We shot several hours of video. The 8mm video camera was placed in several locations around the plane's front and back seats, and around the fuselage. Hope you enjoy these pictures of my Challenger II flown around the outskirts of south Houston!

(note: sorry, these video screen shots and are not the best quality)

My first "real" flight at Sugar Land airport (SGR). I did several high speed taxi tests on the taxi way before attempting this first flight which went about 100 feet AGL. My Challenger was much easier to fly and land that I had imagined.

Jeff after his first test flight which he flew to about 300 feet AGL.

...and giving me a "thumbs-up" indicating that he loved the flight and everything looked and felt good!

First flight from Wolfe Airpark (3TA1). It's a nice grass strip about 2,500 feet long but only about 2,000 feet usable. We could takeoff and land in the Challenger II within 300 feet.

Doing a fly-by over Wolfe Airpark is not the same feeling as in my Corsair! The Challenger II had a max cruise speed of about 75 mph and stalled at about 30 mph with flaps and one person.

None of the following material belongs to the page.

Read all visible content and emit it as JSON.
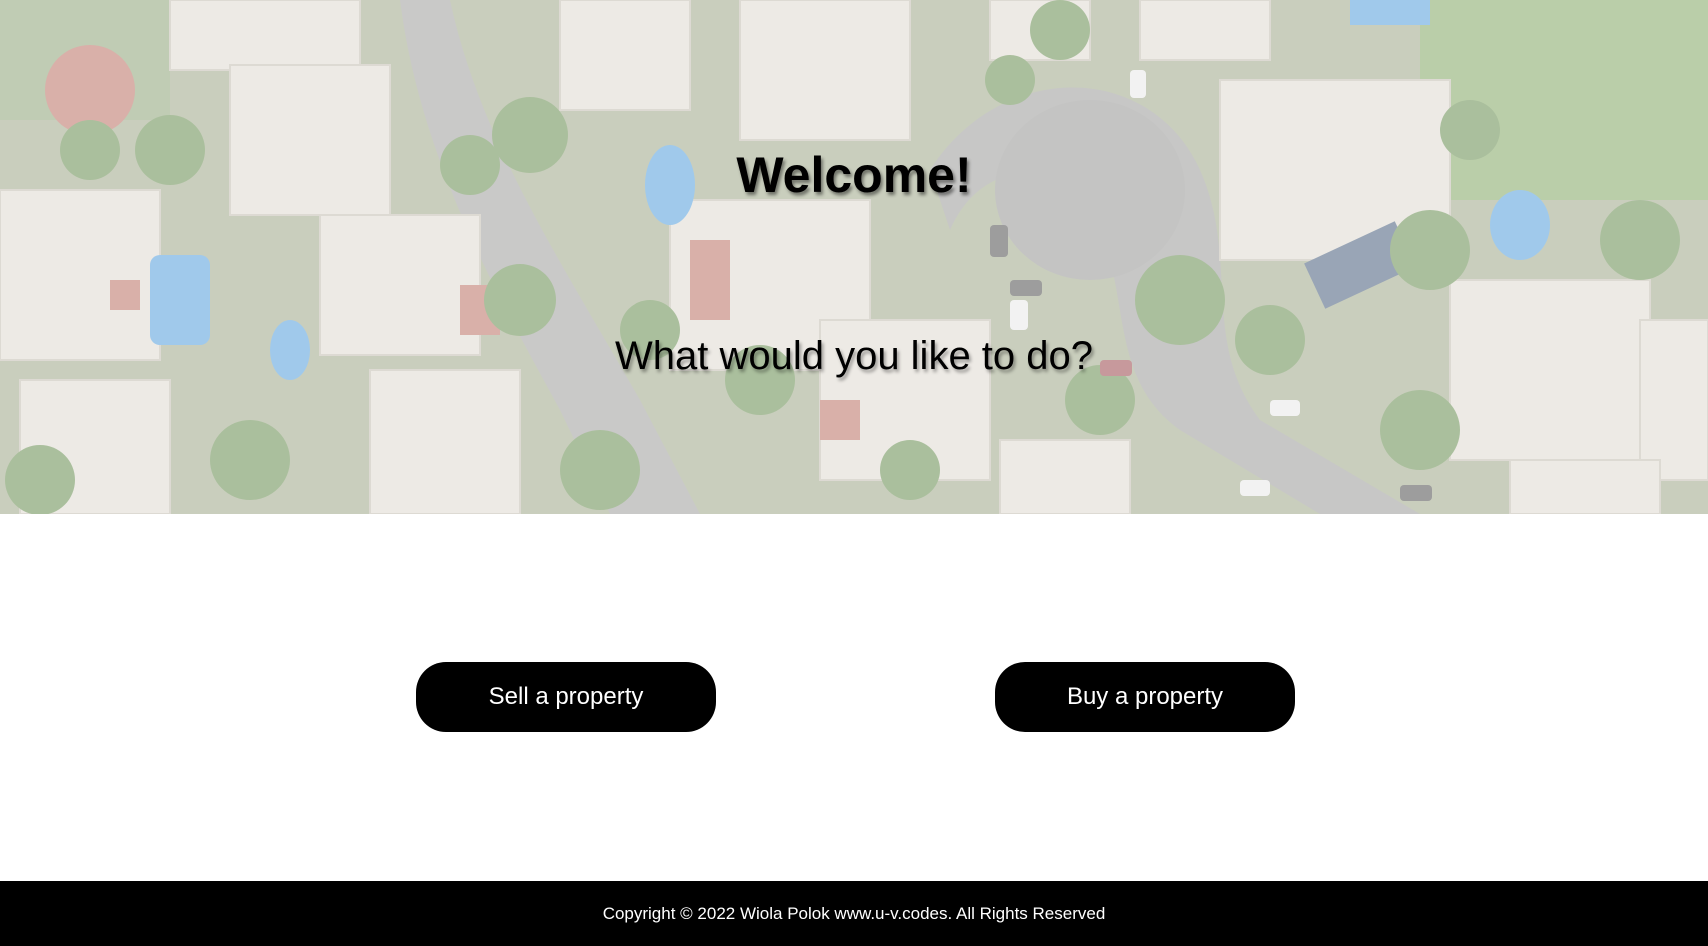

One of my "vertical" departures. The climb rate on the Challenger II was incredible. I didn't have a VSI but I'm sure it was at least 1,500 fpm.

One of my departures!

Starting a steep right turn while doing some beautiful crop flying. But I'm not too sure what kind of crop this is! Do you?

The video camera is mounted under the fuselage on final approach. If you look close, you'll see the grass-strip runway just over the front wheel at the 1:00 position.

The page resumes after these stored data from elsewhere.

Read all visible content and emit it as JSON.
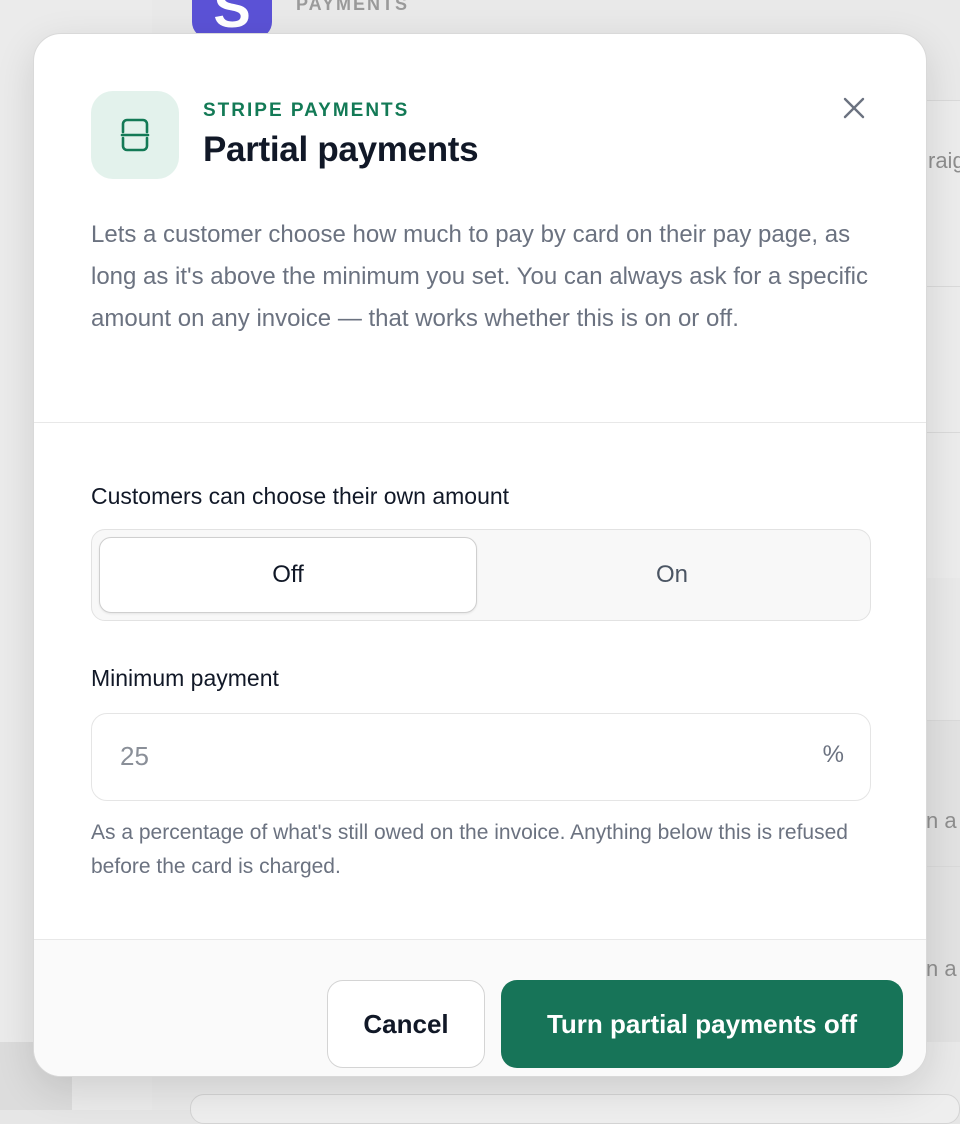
{
  "background": {
    "app_label": "PAYMENTS",
    "app_icon_letter": "S",
    "fragments": [
      "raig",
      "n a",
      "n a"
    ]
  },
  "modal": {
    "eyebrow": "STRIPE PAYMENTS",
    "title": "Partial payments",
    "description": "Lets a customer choose how much to pay by card on their pay page, as long as it's above the minimum you set. You can always ask for a specific amount on any invoice — that works whether this is on or off.",
    "choose_label": "Customers can choose their own amount",
    "toggle": {
      "off_label": "Off",
      "on_label": "On",
      "selected": "Off"
    },
    "minimum": {
      "label": "Minimum payment",
      "placeholder": "25",
      "value": "",
      "unit": "%",
      "helper": "As a percentage of what's still owed on the invoice. Anything below this is refused before the card is charged."
    },
    "buttons": {
      "cancel": "Cancel",
      "primary": "Turn partial payments off"
    }
  },
  "colors": {
    "accent": "#137a56",
    "primary_button": "#177458",
    "icon_bg": "#e3f2ec"
  },
  "icons": {
    "header": "toggle-split-icon",
    "close": "close-icon"
  }
}
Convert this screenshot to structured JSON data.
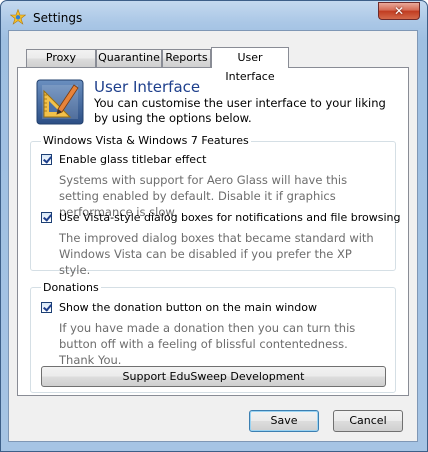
{
  "window": {
    "title": "Settings",
    "close_label": "✕"
  },
  "tabs": [
    {
      "label": "Proxy Server"
    },
    {
      "label": "Quarantine"
    },
    {
      "label": "Reports"
    },
    {
      "label": "User Interface"
    }
  ],
  "header": {
    "title": "User Interface",
    "description": "You can customise the user interface to your liking by using the options below.",
    "icon": "ruler-pencil-icon"
  },
  "vista_group": {
    "label": "Windows Vista & Windows 7 Features",
    "options": [
      {
        "label": "Enable glass titlebar effect",
        "checked": true,
        "description": "Systems with support for Aero Glass will have this setting enabled by default. Disable it if graphics performance is slow."
      },
      {
        "label": "Use Vista-style dialog boxes for notifications and file browsing",
        "checked": true,
        "description": "The improved dialog boxes that became standard with Windows Vista can be disabled if you prefer the XP style."
      }
    ]
  },
  "donations_group": {
    "label": "Donations",
    "option": {
      "label": "Show the donation button on the main window",
      "checked": true,
      "description": "If you have made a donation then you can turn this button off with a feeling of blissful contentedness. Thank You."
    },
    "button_label": "Support EduSweep Development"
  },
  "footer": {
    "save_label": "Save",
    "cancel_label": "Cancel"
  }
}
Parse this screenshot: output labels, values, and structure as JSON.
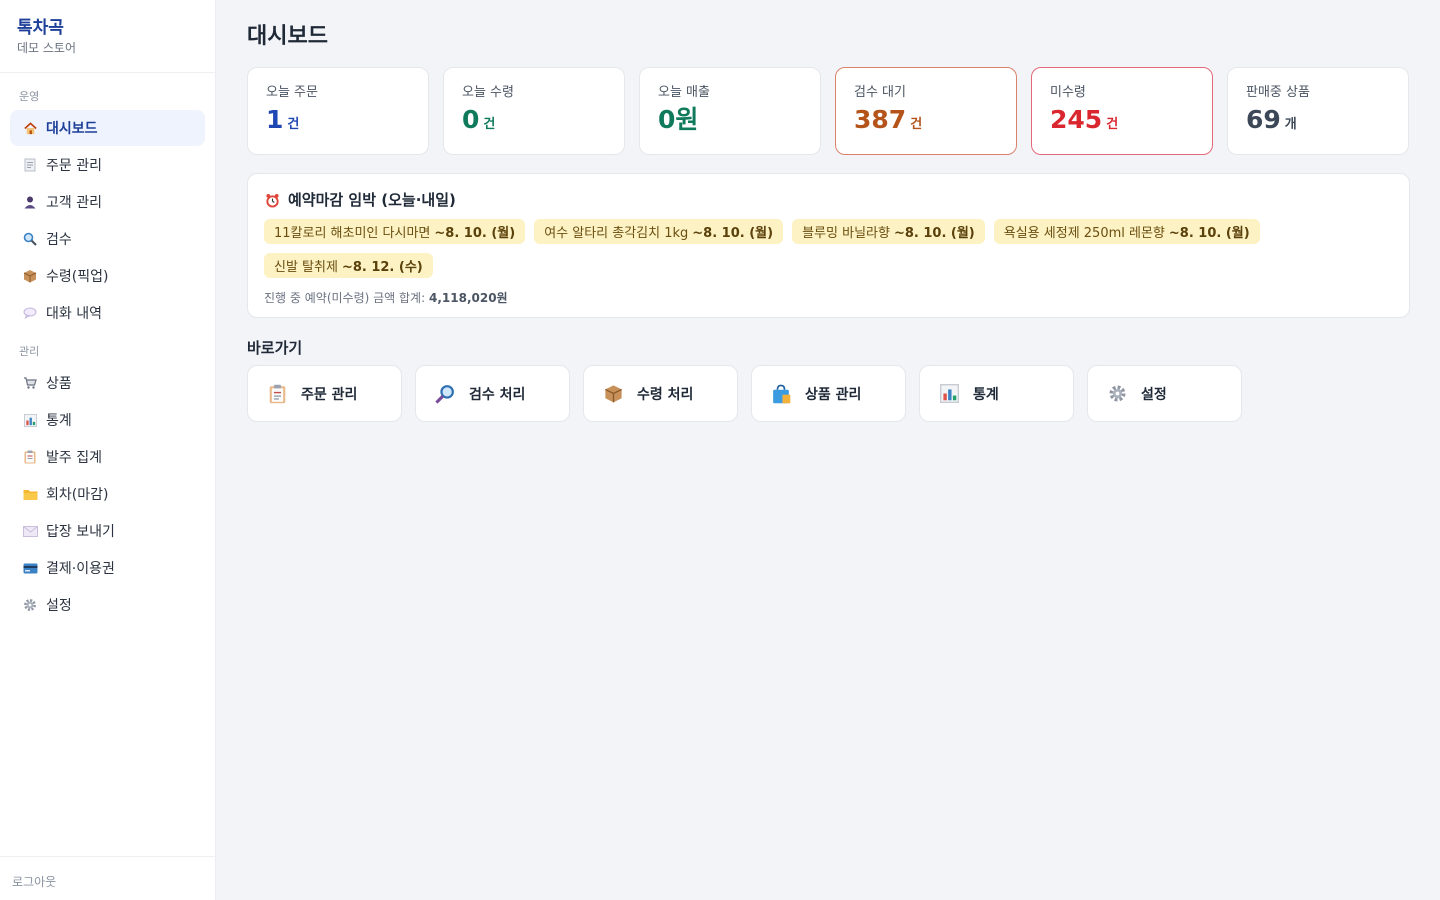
{
  "brand": {
    "name": "톡차곡",
    "sub": "데모 스토어"
  },
  "sidebar": {
    "section_ops": "운영",
    "section_admin": "관리",
    "ops_items": [
      {
        "label": "대시보드",
        "icon": "house-icon"
      },
      {
        "label": "주문 관리",
        "icon": "receipt-icon"
      },
      {
        "label": "고객 관리",
        "icon": "person-icon"
      },
      {
        "label": "검수",
        "icon": "magnifier-icon"
      },
      {
        "label": "수령(픽업)",
        "icon": "package-icon"
      },
      {
        "label": "대화 내역",
        "icon": "speech-bubble-icon"
      }
    ],
    "admin_items": [
      {
        "label": "상품",
        "icon": "cart-icon"
      },
      {
        "label": "통계",
        "icon": "bar-chart-icon"
      },
      {
        "label": "발주 집계",
        "icon": "clipboard-icon"
      },
      {
        "label": "회차(마감)",
        "icon": "folder-icon"
      },
      {
        "label": "답장 보내기",
        "icon": "envelope-icon"
      },
      {
        "label": "결제·이용권",
        "icon": "credit-card-icon"
      },
      {
        "label": "설정",
        "icon": "gear-icon"
      }
    ],
    "logout": "로그아웃"
  },
  "page": {
    "title": "대시보드"
  },
  "stats": [
    {
      "label": "오늘 주문",
      "value": "1",
      "unit": "건",
      "color": "#1f47b3"
    },
    {
      "label": "오늘 수령",
      "value": "0",
      "unit": "건",
      "color": "#0f7a5c"
    },
    {
      "label": "오늘 매출",
      "value": "0원",
      "unit": "",
      "color": "#0f7a5c"
    },
    {
      "label": "검수 대기",
      "value": "387",
      "unit": "건",
      "color": "#b4541a"
    },
    {
      "label": "미수령",
      "value": "245",
      "unit": "건",
      "color": "#d9262f"
    },
    {
      "label": "판매중 상품",
      "value": "69",
      "unit": "개",
      "color": "#3c4857"
    }
  ],
  "deadline": {
    "title": "예약마감 임박 (오늘·내일)",
    "tags": [
      {
        "name": "11칼로리 해초미인 다시마면",
        "date": "~8. 10. (월)"
      },
      {
        "name": "여수 알타리 총각김치 1kg",
        "date": "~8. 10. (월)"
      },
      {
        "name": "블루밍 바닐라향",
        "date": "~8. 10. (월)"
      },
      {
        "name": "욕실용 세정제 250ml 레몬향",
        "date": "~8. 10. (월)"
      },
      {
        "name": "신발 탈취제",
        "date": "~8. 12. (수)"
      }
    ],
    "sum_label": "진행 중 예약(미수령) 금액 합계:",
    "sum_value": "4,118,020원"
  },
  "shortcuts": {
    "title": "바로가기",
    "items": [
      {
        "label": "주문 관리",
        "icon": "clipboard-icon"
      },
      {
        "label": "검수 처리",
        "icon": "magnifier-icon"
      },
      {
        "label": "수령 처리",
        "icon": "package-icon"
      },
      {
        "label": "상품 관리",
        "icon": "shopping-bag-icon"
      },
      {
        "label": "통계",
        "icon": "bar-chart-icon"
      },
      {
        "label": "설정",
        "icon": "gear-icon"
      }
    ]
  },
  "colors": {
    "accent": "#1d3f9a",
    "active_bg": "#eef3fd",
    "tag_bg": "#fdf2c3"
  }
}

Rare shot facing aft to view the engine and tail.

Jeff on final approach at Wolfe Airpark.

"Yours truly" just enjoying a peaceful flight.

Jeff's turn to do some peaceful flying and having fun.

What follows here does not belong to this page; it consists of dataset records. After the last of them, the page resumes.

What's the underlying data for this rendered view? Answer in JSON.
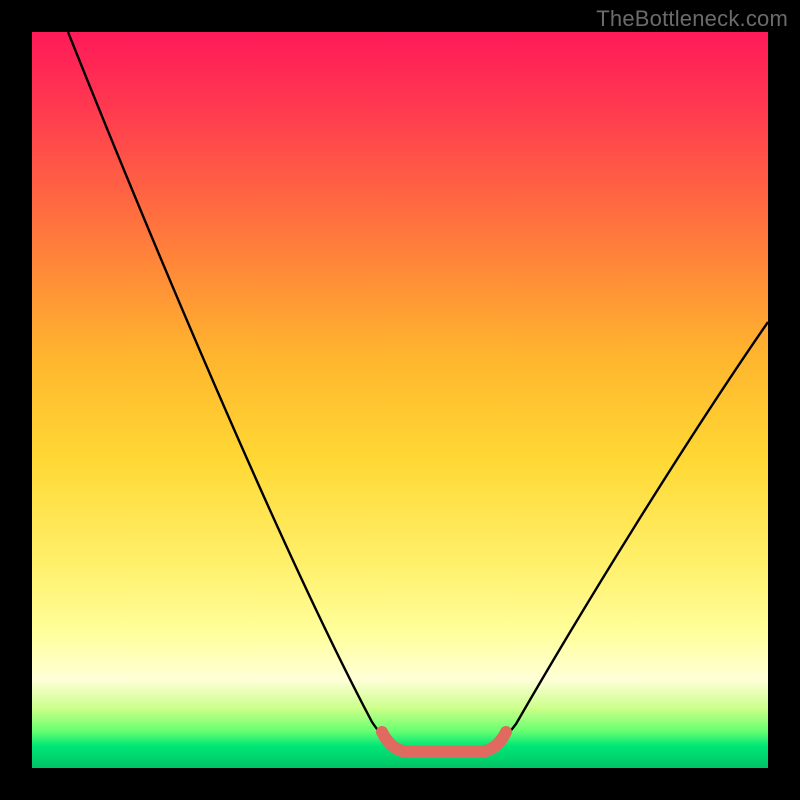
{
  "watermark": "TheBottleneck.com",
  "colors": {
    "curve": "#000000",
    "valley_marker": "#e06a60",
    "frame": "#000000"
  },
  "chart_data": {
    "type": "line",
    "title": "",
    "xlabel": "",
    "ylabel": "",
    "xlim": [
      0,
      100
    ],
    "ylim": [
      0,
      100
    ],
    "grid": false,
    "series": [
      {
        "name": "bottleneck-curve",
        "x": [
          0,
          5,
          10,
          15,
          20,
          25,
          30,
          35,
          40,
          45,
          48,
          50,
          52,
          55,
          58,
          60,
          63,
          65,
          70,
          75,
          80,
          85,
          90,
          95,
          100
        ],
        "y": [
          100,
          90,
          80,
          70,
          60,
          50,
          40,
          30,
          20,
          10,
          4,
          1,
          0,
          0,
          0,
          1,
          3,
          5,
          11,
          18,
          26,
          34,
          43,
          52,
          61
        ]
      }
    ],
    "annotations": [
      {
        "name": "valley-flat",
        "x_range": [
          50,
          60
        ],
        "y": 0,
        "note": "thick coral segment marking the sweet-spot minimum"
      }
    ]
  }
}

Jeff really having fun! Ummm, Jeff, just how low were you flying in my plane dude? If you want to catch wild game, use a gun.

Jeff thinks he's a crop duster! Ok Jeff, it's my turn...Jeff, Jeff?

F4U Corsair 1/2 scale replica
YouTube video: Click here to watch the video

The day we roller it out for my first flight!

Yours truly taken in front of my hangar at West Houston airport.

Taken at the Galveston airshow with a real Corsair in the background.

I started my video production on July 25th, 1998. Below are some images from my flights. As far as I know, I am the first to make an external video on a WAR replica. The idea behind this video is from all the email I get from around the world asking me what it's like flying a WAR Corsair. So I got this crazy idea to make a video by placing a miniture video around the outside of the plane in different locations. Once I get all the video shot and edited, I will advertise the video on my site. This is definately a rare video.

Below the pictures are short AVI videos in zipped format. I made the AVI files in b/w without sound and a screen size of only 160 x 120 so the file size would be smaller. The video and images below are no where near as good as the real video. I was very impressed with the quality of the super 8mm video.

Taking off at West Houston Airport (IWS). Setting in a cramped cockpit with a bunch of video equipment in my lap was not the easiest thing to do. Maybe this is why no one as every done this type of video in a 1/2 scale replica! To my surprise there has been no vibration in the videos. But that is probably because I shock mounted the camera.

This front view gives quite an interesting perspective. You can't tell it's a Corsair from this angle, but it's still a cool view!

This wing mount was Jeff's idea, and not a bad one. It came out better than we imagined. You can see almost the entire plane from tail to prop.

I was worried about filming from this perspective because of rocks and other debris that might damage the camera. But that never happened. What we didn't take into account was the oil mist from the exhaust blurring the lens! Next time we'll move the camera to a better spot. Fortunately, we had a filter over the lens. Sorry, no AVI video worth downloading this time.

Jeff was standing at the end of the runway as I made my landing approach. This video clip has a larger screen size and has sound!